LDL particles loaded with triglycerides become transformed into small LDL particles. Small LDL particles (not “LDL cholesterol”, that ridiculous kindergarten version of how heart disease is caused, that suits the statin drug industry very well) — small LDL particles, the products of VLDL interacting with LDL particles, are very adherent to the arterial wall, thereby much more likely to cause atherosclerotic plaque.
Once they actually get into the wall, they’re very adherent; they’re much more likely to provoke inflammatory reactions; they’re much more oxidation- and glycation-prone. They’re also much longer lasting, because the liver can’t recognize the abnormal LDL particle. It sticks around for 5-7 days, compared to the 24 hours of a large benign LDL particle. That’s what happens to LDL particles.
HDL, now that it’s triglyceride-enriched from meeting VLDL, also goes through a similar series of reactions. It makes the HDL particle small and relatively ineffective. Recall that HDL is protective for coronary disease — atherosclerotic heart disease. The HDL particle is now small, and dysfunctional.
So the VLDL particles, when abundant, and when enriched in triglycerides is a vigorous contributor of triglycerides to the LDL particles and to the HDL particles, making them much worse. So where do these VLDL particles come from? They come from the liver, when the liver is given lots of carbohydrates, such as the amylopectin A of wheat and grains, sucrose (table sugar), fructose (that’s rich in such things as agave nectar, high fructose corn syrup, sucrose table sugar, honey, and maple syrup). Anything rich in fructose, will cause this reaction.
Screen text: de novo lipogenesis: liver converts carbs to triglycerides
The reaction’s called de novo lipogenesis. All that means is that when you give your liver carbohydrates, sugars, it converts it to triglycerides, and the triglyceride’s released into the blood stream as VLDL.
So, the VLDL particle is pivotal. It’s the one that leads to small LDL particles, and to dysfunctional and non-protective HDL particles. Anything that causes an increase in VLDL particles, leads to heart disease — leads to all these problems. Carbohydrates do that, of course.
And, when your liver performs de novo lipogenesis, some of the triglycerides manufactured by the liver don’t get out into the blood stream. They stay in the liver. That’s how fatty liver develops. The key to not having VLDL particles is therefore to not consume foods that yield triglycerides and thereby VLDL particles: grains and sugars. You can track what your VLDL particles are doing.

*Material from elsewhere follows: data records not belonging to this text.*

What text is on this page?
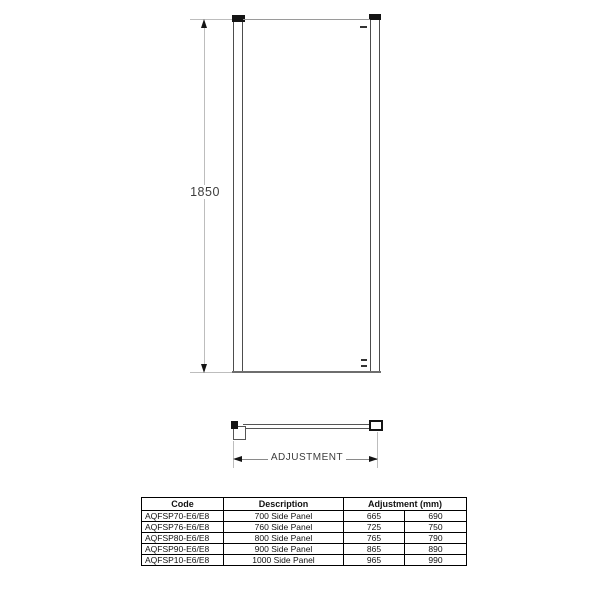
1850
ADJUSTMENT
Code	Description	Adjustment (mm)	
AQFSP70-E6/E8	700 Side Panel	665	690
AQFSP76-E6/E8	760 Side Panel	725	750
AQFSP80-E6/E8	800 Side Panel	765	790
AQFSP90-E6/E8	900 Side Panel	865	890
AQFSP10-E6/E8	1000 Side Panel	965	990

Screen text: Triglycerides track with VLDL articles
You can do a lipoprotein analysis — that’s best way, but you can also look at a conventional cholesterol panel, and look at the triglycerides. You probably know I’m a vocal critic of cholesterol panels, because most of the numbers on that panel are silly. The total cholesterol’s completely worthless. LDL cholesterol is horribly inaccurate (it’s a calculated number, with the equation used to calculate it invalidated by any reduction in carbohydrates in your diet). Those numbers are useless. But there’s a triglyceride value, and triglycerides track very well with VLDL particles. Even if you don’t have a VLDL measure, you have a triglyceride measure of how much VLDL particles you have, and whether you’re contributing to fatty liver.

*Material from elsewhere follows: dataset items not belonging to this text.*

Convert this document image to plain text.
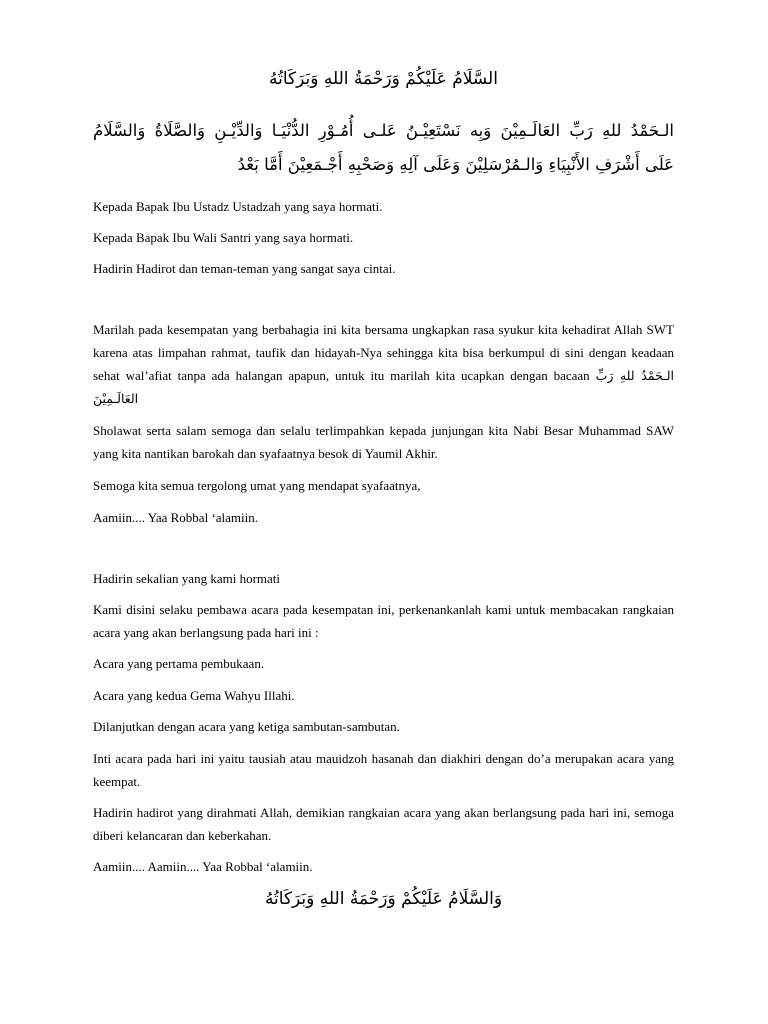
السَّلَامُ عَلَيْكُمْ وَرَحْمَةُ اللهِ وَبَرَكَاتُهُ
الـحَمْدُ للهِ رَبِّ العَالَـمِيْنَ وَبِه نَسْتَعِيْـنُ عَلـى أُمُـوْرِ الدُّنْيَـا وَالدِّيْـنِ وَالصَّلَاةُ وَالسَّلَامُ
عَلَى أَشْرَفِ الأَنْبِيَاءِ وَالـمُرْسَلِيْنَ وَعَلَى آلِهِ وَصَحْبِهِ أَجْـمَعِيْنَ أَمَّا بَعْدُ

Kepada Bapak Ibu Ustadz Ustadzah yang saya hormati.

Kepada Bapak Ibu Wali Santri yang saya hormati.

Hadirin Hadirot dan teman-teman yang sangat saya cintai.

Marilah pada kesempatan yang berbahagia ini kita bersama ungkapkan rasa syukur kita kehadirat Allah SWT karena atas limpahan rahmat, taufik dan hidayah-Nya sehingga kita bisa berkumpul di sini dengan keadaan sehat wal’afiat tanpa ada halangan apapun, untuk itu marilah kita ucapkan dengan bacaan الـحَمْدُ للهِ رَبِّ العَالَـمِيْنَ

Sholawat serta salam semoga dan selalu terlimpahkan kepada junjungan kita Nabi Besar Muhammad SAW yang kita nantikan barokah dan syafaatnya besok di Yaumil Akhir.

Semoga kita semua tergolong umat yang mendapat syafaatnya,

Aamiin.... Yaa Robbal ‘alamiin.

Hadirin sekalian yang kami hormati

Kami disini selaku pembawa acara pada kesempatan ini, perkenankanlah kami untuk membacakan rangkaian acara yang akan berlangsung pada hari ini :

Acara yang pertama pembukaan.

Acara yang kedua Gema Wahyu Illahi.

Dilanjutkan dengan acara yang ketiga sambutan-sambutan.

Inti acara pada hari ini yaitu tausiah atau mauidzoh hasanah dan diakhiri dengan do’a merupakan acara yang keempat.

Hadirin hadirot yang dirahmati Allah, demikian rangkaian acara yang akan berlangsung pada hari ini, semoga diberi kelancaran dan keberkahan.

Aamiin.... Aamiin.... Yaa Robbal ‘alamiin.

وَالسَّلَامُ عَلَيْكُمْ وَرَحْمَةُ اللهِ وَبَرَكَاتُهُ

Screen text: Triglycerides 60 mg/dL or less
We try to keep our triglycerides 60 milligrams per deciliter or less. That’s about 47 millimoles per liter (47 mmol/L). How do you do that? Do my basic program.
Eliminate all wheat, grains and sugars. We restore factors that allow insulin sensitivity to be restored, like Vitamin D, magnesium, fish oil. And we cultivate healthy bowel flora. All those factors make a contribution to not having excess VLDL; not having high triglycerides, and you’re thereby spared from heart disease. I hope you appreciate how silly talking about the cholesterol and the LDL fraction is. We’re really concerned about what VLDL is doing, and how we create it, and how we eliminate it.